Is Your Brand a Target?

I hope so. It’s what you should want your brand to be.

Brands and their agencies talk so much about how to target and sell to consumers. What rarely gets discussed is how to create a brand that consumers want to target. The modern consumer is more informed and aware than ever before. Almost everyone today has grown up in the digital age and their bullshit metre is at an all-time high. Because of this, they will consciously avoid brands that only try to sell to them.

So how do you target a consumer who is bombarded with so much daily advertising that there is no way they’ll actually process any of it? The answer is to become the brand consumers seek out — become the target. Those who know me might think this is the archer and bow hunter talking. And those people might be right.

Becoming a target is easier said than done. It requires courage, vision and a different way of thinking for most brands and their CMOs. This is especially difficult when the top metric is “Winning the Weekend.” I can’t tell you how many times I have heard that expression over the years. Brands that yell at their audiences for short-term results fail to recognize how much they are hurting themselves in the long-term. Brands that operate with a “Sale! Sale! Sale!” mentality attract consumers who will leave, leave, leave the second the competitor’s product is cheaper.

In contrast, brands that become the target enjoy blind devotion and loyalty beyond reason. They engage consumers in a real and meaningful relationship. They give consumers more than just a list of attributes to convince them to buy something. They understand what their audience cares about and build an emotional investment in the “Truth” about their brand. Wouldn’t it be so much better — and so much more fun — to involve the audience in your brand and what it stands for? To empower and inspire them and give them a sense of ownership with your brand?

Of course it would. Especially when you realize brands that figure out how to differentiate and create a greater purpose enjoy selling their products and services at a much higher premium. Simply stated: becoming the target means more money.

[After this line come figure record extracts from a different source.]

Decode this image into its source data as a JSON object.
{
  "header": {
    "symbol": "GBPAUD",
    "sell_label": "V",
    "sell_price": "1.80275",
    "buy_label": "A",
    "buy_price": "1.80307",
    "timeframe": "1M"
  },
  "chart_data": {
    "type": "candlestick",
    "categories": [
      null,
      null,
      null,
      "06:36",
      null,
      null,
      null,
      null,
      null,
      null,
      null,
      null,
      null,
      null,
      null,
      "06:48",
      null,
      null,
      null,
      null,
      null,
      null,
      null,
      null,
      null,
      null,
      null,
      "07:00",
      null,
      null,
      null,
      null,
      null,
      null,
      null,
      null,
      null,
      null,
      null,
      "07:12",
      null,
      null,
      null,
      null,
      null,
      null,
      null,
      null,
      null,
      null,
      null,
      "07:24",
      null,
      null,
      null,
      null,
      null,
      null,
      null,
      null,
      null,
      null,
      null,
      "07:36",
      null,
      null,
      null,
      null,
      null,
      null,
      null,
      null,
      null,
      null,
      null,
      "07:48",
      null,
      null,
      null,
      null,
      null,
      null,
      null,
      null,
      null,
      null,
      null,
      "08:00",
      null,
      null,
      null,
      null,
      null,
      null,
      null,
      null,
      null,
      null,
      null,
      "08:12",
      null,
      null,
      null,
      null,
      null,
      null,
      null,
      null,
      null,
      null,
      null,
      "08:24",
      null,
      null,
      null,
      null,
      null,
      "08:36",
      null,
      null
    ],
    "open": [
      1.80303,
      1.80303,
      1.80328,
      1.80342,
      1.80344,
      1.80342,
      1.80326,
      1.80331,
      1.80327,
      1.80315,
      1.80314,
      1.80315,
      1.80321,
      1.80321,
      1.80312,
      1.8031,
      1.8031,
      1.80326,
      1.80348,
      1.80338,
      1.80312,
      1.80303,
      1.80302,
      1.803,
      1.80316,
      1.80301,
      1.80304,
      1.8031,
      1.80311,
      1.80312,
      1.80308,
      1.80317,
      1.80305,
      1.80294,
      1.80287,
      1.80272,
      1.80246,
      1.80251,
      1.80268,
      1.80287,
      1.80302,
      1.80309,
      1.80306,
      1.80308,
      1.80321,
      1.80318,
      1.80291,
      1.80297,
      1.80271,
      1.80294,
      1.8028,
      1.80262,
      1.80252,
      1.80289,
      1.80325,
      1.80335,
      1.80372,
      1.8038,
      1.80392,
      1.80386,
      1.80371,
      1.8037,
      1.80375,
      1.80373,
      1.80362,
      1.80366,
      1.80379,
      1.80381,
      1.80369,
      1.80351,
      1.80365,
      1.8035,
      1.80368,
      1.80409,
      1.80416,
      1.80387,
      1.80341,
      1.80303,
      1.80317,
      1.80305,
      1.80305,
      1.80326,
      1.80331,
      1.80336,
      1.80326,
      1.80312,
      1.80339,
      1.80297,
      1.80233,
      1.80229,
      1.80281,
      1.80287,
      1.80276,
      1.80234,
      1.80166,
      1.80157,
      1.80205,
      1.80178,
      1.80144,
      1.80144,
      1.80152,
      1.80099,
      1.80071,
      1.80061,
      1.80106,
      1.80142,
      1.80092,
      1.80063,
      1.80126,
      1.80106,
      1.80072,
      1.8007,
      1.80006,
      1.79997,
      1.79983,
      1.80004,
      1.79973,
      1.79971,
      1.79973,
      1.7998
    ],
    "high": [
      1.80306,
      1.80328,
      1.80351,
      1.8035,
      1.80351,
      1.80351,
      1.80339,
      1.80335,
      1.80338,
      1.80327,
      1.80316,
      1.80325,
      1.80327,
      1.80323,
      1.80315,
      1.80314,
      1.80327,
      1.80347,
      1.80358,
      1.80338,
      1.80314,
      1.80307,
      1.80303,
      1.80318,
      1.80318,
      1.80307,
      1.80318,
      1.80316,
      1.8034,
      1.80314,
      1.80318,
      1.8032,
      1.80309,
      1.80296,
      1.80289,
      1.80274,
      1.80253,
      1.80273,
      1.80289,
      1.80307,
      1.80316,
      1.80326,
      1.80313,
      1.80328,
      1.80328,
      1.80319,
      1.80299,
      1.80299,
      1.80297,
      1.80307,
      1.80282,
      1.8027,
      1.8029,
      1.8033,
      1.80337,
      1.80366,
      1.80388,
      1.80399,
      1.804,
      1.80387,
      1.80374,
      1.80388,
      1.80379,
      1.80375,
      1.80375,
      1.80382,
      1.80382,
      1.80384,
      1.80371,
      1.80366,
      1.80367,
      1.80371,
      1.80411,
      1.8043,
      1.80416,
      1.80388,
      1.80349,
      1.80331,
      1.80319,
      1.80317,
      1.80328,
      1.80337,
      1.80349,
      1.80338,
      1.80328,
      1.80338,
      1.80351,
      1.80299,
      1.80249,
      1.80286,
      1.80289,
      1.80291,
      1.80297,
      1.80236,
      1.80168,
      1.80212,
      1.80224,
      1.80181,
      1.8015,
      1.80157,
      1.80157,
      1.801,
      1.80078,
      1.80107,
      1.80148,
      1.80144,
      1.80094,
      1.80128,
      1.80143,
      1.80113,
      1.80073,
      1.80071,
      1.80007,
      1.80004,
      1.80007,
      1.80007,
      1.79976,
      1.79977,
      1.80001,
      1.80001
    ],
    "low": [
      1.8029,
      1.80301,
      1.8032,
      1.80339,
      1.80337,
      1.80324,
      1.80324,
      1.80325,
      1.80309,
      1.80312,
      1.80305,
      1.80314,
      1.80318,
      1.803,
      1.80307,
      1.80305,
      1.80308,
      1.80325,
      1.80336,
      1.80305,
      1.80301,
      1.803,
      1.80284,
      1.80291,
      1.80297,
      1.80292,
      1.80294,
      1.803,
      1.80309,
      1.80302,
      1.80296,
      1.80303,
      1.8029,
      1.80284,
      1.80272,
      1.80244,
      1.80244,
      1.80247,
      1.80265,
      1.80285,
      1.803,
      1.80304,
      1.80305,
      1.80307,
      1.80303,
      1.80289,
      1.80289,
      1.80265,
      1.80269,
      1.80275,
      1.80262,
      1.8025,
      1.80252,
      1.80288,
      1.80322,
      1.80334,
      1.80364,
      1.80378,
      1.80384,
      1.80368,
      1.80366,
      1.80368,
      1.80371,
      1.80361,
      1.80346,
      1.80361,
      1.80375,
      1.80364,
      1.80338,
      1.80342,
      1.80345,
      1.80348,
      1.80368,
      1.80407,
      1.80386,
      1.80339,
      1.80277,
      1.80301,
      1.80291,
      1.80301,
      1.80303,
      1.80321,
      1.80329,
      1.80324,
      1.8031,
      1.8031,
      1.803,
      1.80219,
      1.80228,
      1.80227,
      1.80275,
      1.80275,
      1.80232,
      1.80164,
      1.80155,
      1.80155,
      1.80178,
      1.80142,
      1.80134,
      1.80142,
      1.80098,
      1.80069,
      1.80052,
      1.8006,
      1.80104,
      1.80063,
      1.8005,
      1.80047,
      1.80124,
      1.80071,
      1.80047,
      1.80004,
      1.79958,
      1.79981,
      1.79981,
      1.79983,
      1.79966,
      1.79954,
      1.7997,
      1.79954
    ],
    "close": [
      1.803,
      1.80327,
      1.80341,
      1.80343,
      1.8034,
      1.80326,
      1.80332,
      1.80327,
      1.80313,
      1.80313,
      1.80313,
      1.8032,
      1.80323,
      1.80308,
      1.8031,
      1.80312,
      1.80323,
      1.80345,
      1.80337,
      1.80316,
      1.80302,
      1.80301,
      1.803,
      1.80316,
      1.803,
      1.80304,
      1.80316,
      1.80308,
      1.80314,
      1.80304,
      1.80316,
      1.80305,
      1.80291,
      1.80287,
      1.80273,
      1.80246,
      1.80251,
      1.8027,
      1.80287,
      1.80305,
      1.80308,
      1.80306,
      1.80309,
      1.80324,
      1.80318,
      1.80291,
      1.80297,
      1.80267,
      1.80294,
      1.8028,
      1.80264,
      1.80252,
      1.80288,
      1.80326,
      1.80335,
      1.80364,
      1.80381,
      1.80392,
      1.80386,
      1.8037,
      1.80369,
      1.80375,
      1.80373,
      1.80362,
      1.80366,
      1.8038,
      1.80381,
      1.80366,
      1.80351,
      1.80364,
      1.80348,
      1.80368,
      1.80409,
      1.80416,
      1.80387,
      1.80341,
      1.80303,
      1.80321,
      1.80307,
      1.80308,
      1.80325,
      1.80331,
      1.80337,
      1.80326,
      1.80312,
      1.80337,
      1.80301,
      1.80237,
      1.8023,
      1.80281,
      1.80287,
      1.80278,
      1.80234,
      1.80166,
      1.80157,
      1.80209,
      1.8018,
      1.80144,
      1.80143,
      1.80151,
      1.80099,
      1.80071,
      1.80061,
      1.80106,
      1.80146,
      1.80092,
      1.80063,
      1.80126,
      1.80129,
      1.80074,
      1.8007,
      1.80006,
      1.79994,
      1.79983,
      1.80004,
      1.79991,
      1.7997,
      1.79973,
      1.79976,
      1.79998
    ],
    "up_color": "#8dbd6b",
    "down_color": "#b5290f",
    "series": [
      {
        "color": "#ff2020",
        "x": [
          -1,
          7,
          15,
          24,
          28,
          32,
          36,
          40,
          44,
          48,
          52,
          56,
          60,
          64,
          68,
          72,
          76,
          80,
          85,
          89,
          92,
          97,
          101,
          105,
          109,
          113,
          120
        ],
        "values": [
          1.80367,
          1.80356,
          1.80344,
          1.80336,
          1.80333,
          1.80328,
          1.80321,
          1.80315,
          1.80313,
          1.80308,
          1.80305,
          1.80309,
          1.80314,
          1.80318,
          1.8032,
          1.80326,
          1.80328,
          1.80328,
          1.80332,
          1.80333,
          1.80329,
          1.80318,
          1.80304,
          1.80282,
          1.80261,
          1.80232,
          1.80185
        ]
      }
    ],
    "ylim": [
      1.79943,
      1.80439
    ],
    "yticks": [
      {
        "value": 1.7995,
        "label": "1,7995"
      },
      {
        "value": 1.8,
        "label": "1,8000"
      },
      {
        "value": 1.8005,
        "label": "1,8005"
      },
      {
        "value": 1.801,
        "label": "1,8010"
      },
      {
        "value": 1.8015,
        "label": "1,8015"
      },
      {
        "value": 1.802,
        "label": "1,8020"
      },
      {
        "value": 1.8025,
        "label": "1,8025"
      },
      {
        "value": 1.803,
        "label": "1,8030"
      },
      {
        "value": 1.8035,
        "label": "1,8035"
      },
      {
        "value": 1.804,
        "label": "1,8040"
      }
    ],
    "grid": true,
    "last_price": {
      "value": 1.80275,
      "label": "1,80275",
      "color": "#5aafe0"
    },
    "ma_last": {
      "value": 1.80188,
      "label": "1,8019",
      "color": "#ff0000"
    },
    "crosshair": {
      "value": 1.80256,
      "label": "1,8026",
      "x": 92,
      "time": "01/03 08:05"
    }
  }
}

Today’s brands need to overwhelm their consumers with positive experiences before, during and after the sale, so their audience can’t help but create a positive relationship. Far too few brands invest in providing a positive experience after the sale. Harley-Davidson is one example of a brand that only spends a small percentage of its marketing dollars on attracting new customers. The lion’s share goes towards investing in a real, meaningful relationship with their current customers. Because of this, it’s a target brand with loyalty beyond reason — and one that buyers seek out with almost religious reverence, happily paying full price for brand membership. Just Google ‘Harley Davidson Tattoo’ and you’ll see what I mean.

Another great example closer to home is Lululemon. They managed to create a dedicated following with aspirational women and a growing number of men by tapping into the feel-good mind/body/soul movement that centres around yoga. Lululemon’s products are high quality, but that’s not what differentiates them from their competitors. Lululemon products sell at a serious premium because the brand stands for something their consumers care about: a positive, healthy lifestyle. They figured out how to emotionally connect with their consumers and the result is Harley Davidson-grade loyalty beyond reason. When was the last time you ever saw Lululemon on sale? It almost never happens. They don’t worry about short term strategies like “Winning the Weekend” because they’re focused on dominating the entire marketplace for years.

There’s a saying that price is what you talk about when you have nothing else to say. Another is that people don’t remember specific words, only the feelings they create.

With this in mind, simply blaring numbers at your audience will never give them anything worth remembering. Focus on who you are, what you stand for, and why you’re here to help. Money talks, but without context, numbers and prices just don’t say anything meaningful.

Modern consumers are no longer simply uninformed purchasers. They want to be real, active participants in your brand. They care more about what you stand for than what you sell. People today don’t buy products, they buy better versions of themselves. The goal today is to find the truth about your brand that will resonate with consumers and their lifestyles, and develop the proper engagement platforms for meaningful relationships with them.

Do that, and watch your brand grow into something both customers and employees will want to be a part of. Give them a trail to follow. Become the target.

I would like to acknowledge and recommend two great books worth reading that share some of the opinions I’ve outlined in this post: FIX by Chris Kneeland, Ryan Gill & Rob Howard and LOVEMARKS by Kevin Roberts.